There’s these huge corporate battles that are taking place around this technology. But all that is important to remember because what’s going to become more and more important is gaining skill and experience with prompts. The ability to prompt these systems, it’s going to be like the next level of coding. Being able to code effectively, right?
Computer code is a new skill that emerged over the last 30 or 40 years. And being able to prompt these generative systems is another new skill that’s going to evolve over time. And then the output that the system provides you, being able to evaluate that outcome is another really important skill.
Copilot is another great illustration of this. I’m not a developer, so I couldn’t really even use Copilot because there’d be nothing for it to see me doing, but if I said, Write me a program that does this and this and it gave me the code, I have no way to evaluate whether or not that is good code or bad code or efficient code or inefficient code.

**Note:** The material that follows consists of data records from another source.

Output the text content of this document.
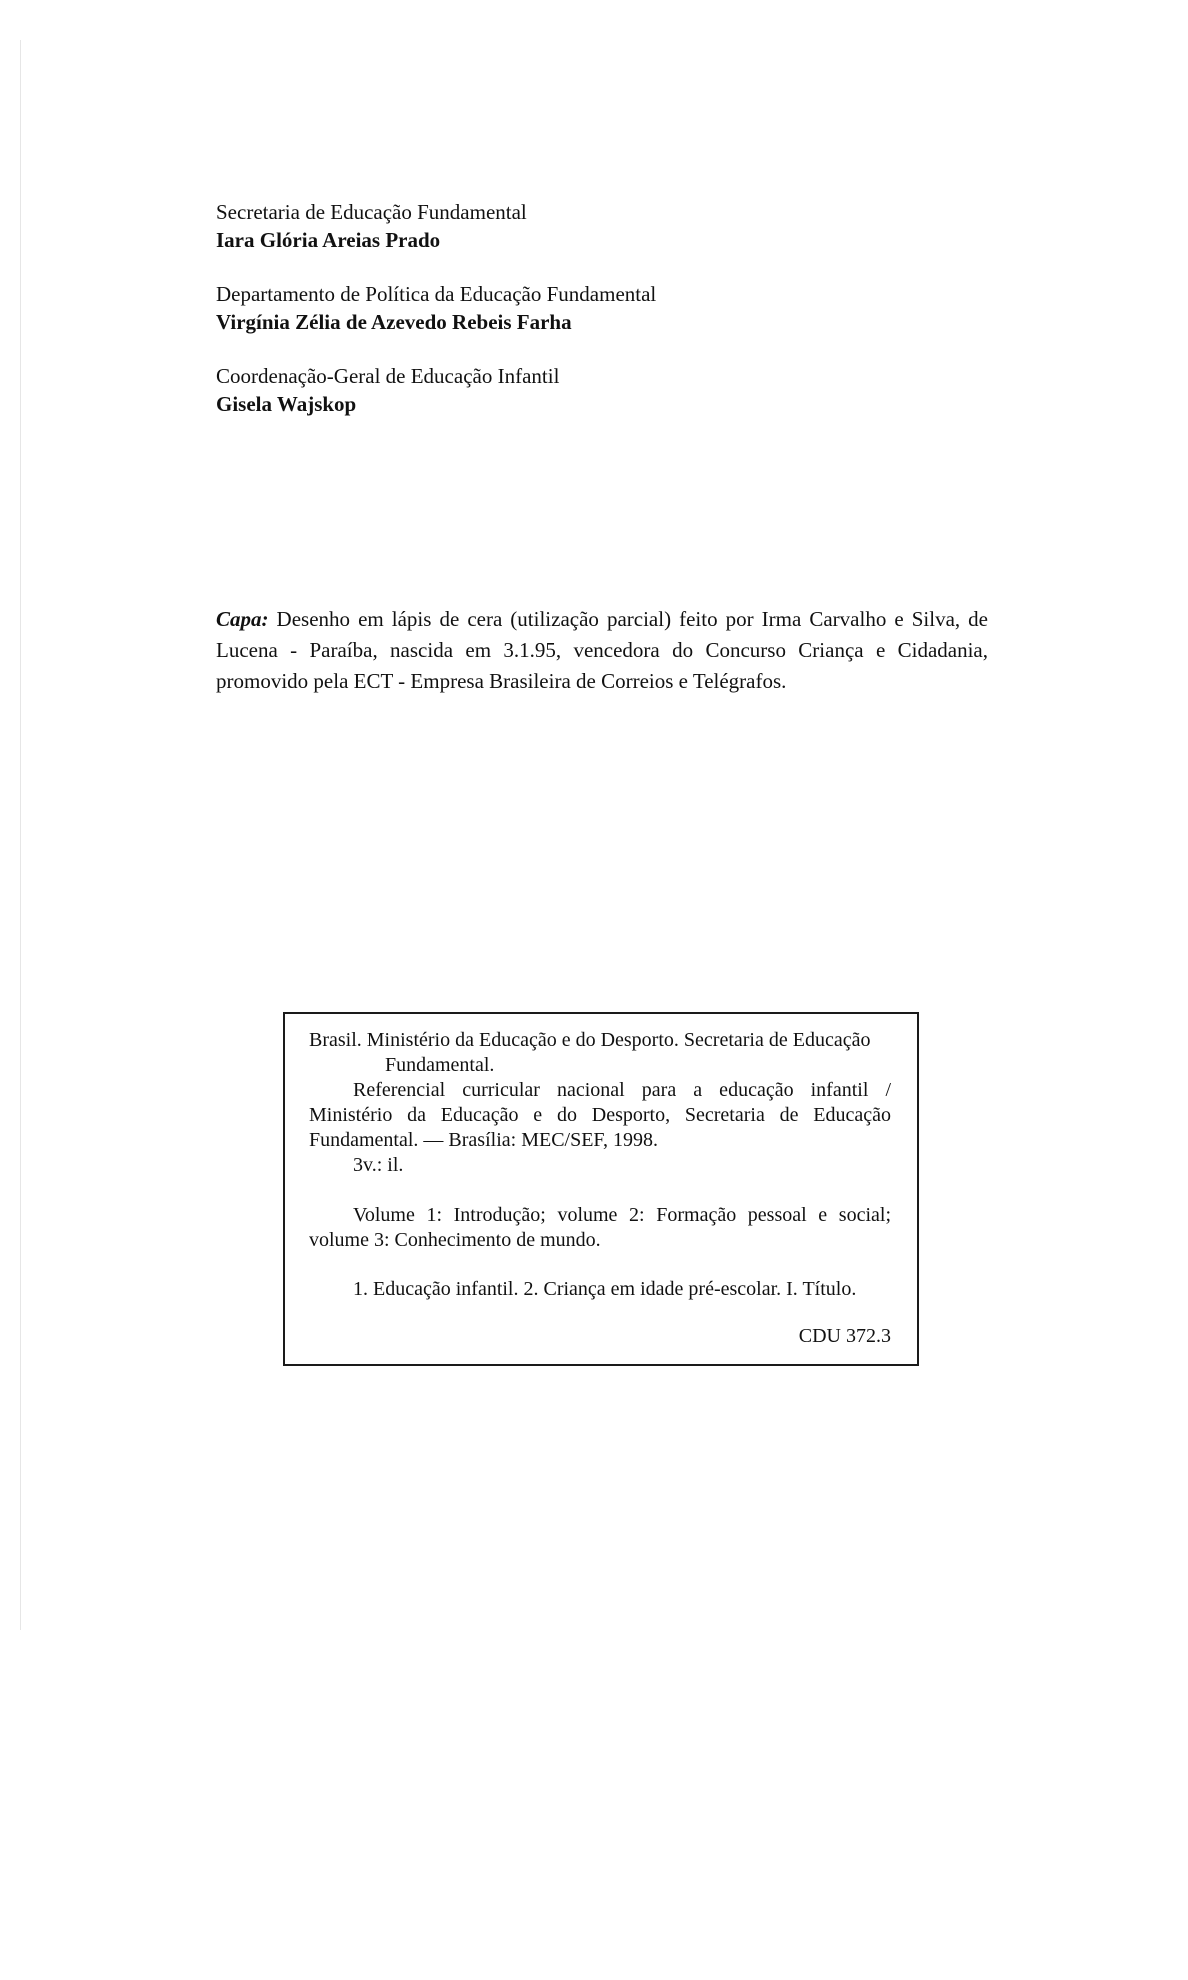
Secretaria de Educação Fundamental
Iara Glória Areias Prado
Departamento de Política da Educação Fundamental
Virgínia Zélia de Azevedo Rebeis Farha
Coordenação-Geral de Educação Infantil
Gisela Wajskop

Capa: Desenho em lápis de cera (utilização parcial) feito por Irma Carvalho e Silva, de Lucena - Paraíba, nascida em 3.1.95, vencedora do Concurso Criança e Cidadania, promovido pela ECT - Empresa Brasileira de Correios e Telégrafos.

Brasil. Ministério da Educação e do Desporto. Secretaria de Educação

Fundamental.

Referencial curricular nacional para a educação infantil / Ministério da Educação e do Desporto, Secretaria de Educação Fundamental. — Brasília: MEC/SEF, 1998.

3v.: il.

Volume 1: Introdução; volume 2: Formação pessoal e social; volume 3: Conhecimento de mundo.

1. Educação infantil. 2. Criança em idade pré-escolar. I. Título.

CDU 372.3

And in the same way, I’m not really an artist either, so I could give a prompt to Midjourney or Stable Diffusion and get an image back, but I’m not going to be able to necessarily evaluate that image. So, the prompting and the evaluation, the prompting that creates the generative output and the evaluation that determines whether or not that generative output is biased, whether or not that generative output is harmful, whether it’s violated privacy and so forth. There’s still human beings that are going to be needed to evaluate the output that’s being created. But we’re still, again, in very early stages of understanding those required expertises.
Carolyn Woodard: We’re coming right up on the edge, as I told you it is my wont that we go right up to the end of our session. I want to thank everybody for joining us today. This was such a great conversation. Thank you Nura and Johan as well for sharing your expertise and your thoughts and your deep thinking on this and what we can expect and how it’s impacting us now and what we can expect going forward.
Thank you all for joining us and again, thank you Johan and Nura, this was really great.